The Union Government has cleared the path for allowing Indian companies to list securities directly at Gujarat International Finance Tec-city International Financial Services Centre (GIFT IFSC) with a minimum 10 per cent public float.

The Department of Economic Affairs, Ministry of Finance, amended the Securities Contracts Regulation Rules (SCRR), 1956, reduced the minimum public offer and continuous listing requirement to 10 per cent for companies listing on international exchanges at the GIFT-IFSC.

With the amendments coming into force, for public Indian companies desiring to list solely on international exchanges in IFSCs, the minimum offer and allotment to the public as per the offer document shall be at least 10 per cent of the post-issue capital.

Further, the continuous listing requirement for such companies has also been set at 10 per cent, as outlined under Rules 19 (2)(b) and 19A of the SCRR.

Notably, this is significantly lower than the 25 per cent mandated for listings on domestic exchanges.

By reducing these thresholds, the amendments in Securities Contracts Regulation Rules (SCRR) facilitate easier access to global capital for Indian start-ups and companies in the sunrise and the technology sectors.

This will particularly benefit Indian companies going global and having ambitions to look at opportunities for expanding their presence in other markets.
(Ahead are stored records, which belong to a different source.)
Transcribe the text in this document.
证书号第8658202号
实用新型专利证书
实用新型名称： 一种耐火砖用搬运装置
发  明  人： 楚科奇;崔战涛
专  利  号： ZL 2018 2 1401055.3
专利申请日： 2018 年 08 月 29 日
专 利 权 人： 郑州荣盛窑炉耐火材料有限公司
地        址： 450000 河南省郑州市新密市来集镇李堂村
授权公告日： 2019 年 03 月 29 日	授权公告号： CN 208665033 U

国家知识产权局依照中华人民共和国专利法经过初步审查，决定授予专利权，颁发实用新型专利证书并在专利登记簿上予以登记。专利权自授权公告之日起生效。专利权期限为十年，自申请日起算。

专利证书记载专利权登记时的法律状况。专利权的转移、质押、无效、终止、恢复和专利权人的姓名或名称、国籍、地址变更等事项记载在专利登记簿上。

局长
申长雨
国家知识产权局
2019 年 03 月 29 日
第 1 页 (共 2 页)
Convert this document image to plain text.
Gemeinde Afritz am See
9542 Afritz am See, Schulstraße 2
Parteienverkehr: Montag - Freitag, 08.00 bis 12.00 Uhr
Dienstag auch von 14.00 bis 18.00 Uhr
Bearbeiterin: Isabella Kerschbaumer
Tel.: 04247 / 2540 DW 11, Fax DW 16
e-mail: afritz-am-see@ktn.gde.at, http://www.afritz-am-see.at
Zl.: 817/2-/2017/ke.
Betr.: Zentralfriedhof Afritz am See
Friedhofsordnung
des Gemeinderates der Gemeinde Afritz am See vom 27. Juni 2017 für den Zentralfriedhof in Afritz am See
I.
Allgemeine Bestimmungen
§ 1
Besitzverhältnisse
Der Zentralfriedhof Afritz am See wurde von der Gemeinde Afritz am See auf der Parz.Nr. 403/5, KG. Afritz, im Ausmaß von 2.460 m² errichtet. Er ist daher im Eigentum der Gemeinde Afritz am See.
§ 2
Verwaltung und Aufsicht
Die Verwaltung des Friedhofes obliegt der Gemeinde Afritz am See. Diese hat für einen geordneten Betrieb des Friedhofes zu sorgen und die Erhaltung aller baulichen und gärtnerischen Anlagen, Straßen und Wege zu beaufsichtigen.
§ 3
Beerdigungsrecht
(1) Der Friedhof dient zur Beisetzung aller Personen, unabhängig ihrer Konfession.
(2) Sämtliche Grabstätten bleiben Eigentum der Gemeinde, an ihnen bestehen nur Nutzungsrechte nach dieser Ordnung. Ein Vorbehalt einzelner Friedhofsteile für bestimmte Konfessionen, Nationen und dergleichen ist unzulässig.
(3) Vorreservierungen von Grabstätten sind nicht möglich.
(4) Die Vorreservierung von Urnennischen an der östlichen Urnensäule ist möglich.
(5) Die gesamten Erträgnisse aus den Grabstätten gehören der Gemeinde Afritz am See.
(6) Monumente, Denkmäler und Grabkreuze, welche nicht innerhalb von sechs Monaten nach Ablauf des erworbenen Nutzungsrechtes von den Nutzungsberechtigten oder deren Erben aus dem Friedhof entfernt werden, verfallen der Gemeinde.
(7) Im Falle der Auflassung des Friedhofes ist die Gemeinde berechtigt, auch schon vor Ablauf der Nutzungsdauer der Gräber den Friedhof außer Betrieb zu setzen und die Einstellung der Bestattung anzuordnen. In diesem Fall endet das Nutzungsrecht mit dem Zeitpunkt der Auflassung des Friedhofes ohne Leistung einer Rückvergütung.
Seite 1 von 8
This initiative underscores the government’s commitment to providing an agile and world-class regulatory and business environment in the IFSCs, thereby strengthening India’s position in the global financial system.

The amendment follows the government’s initiative announced in January, allowing domestic public companies to issue and list their shares directly on global exchanges housed at the GIFT IFSC.

At present, both major Indian exchanges NSE and BSE operate their international exchanges at GIFT City IFSC, namely NSE IFSC IX, and India INX.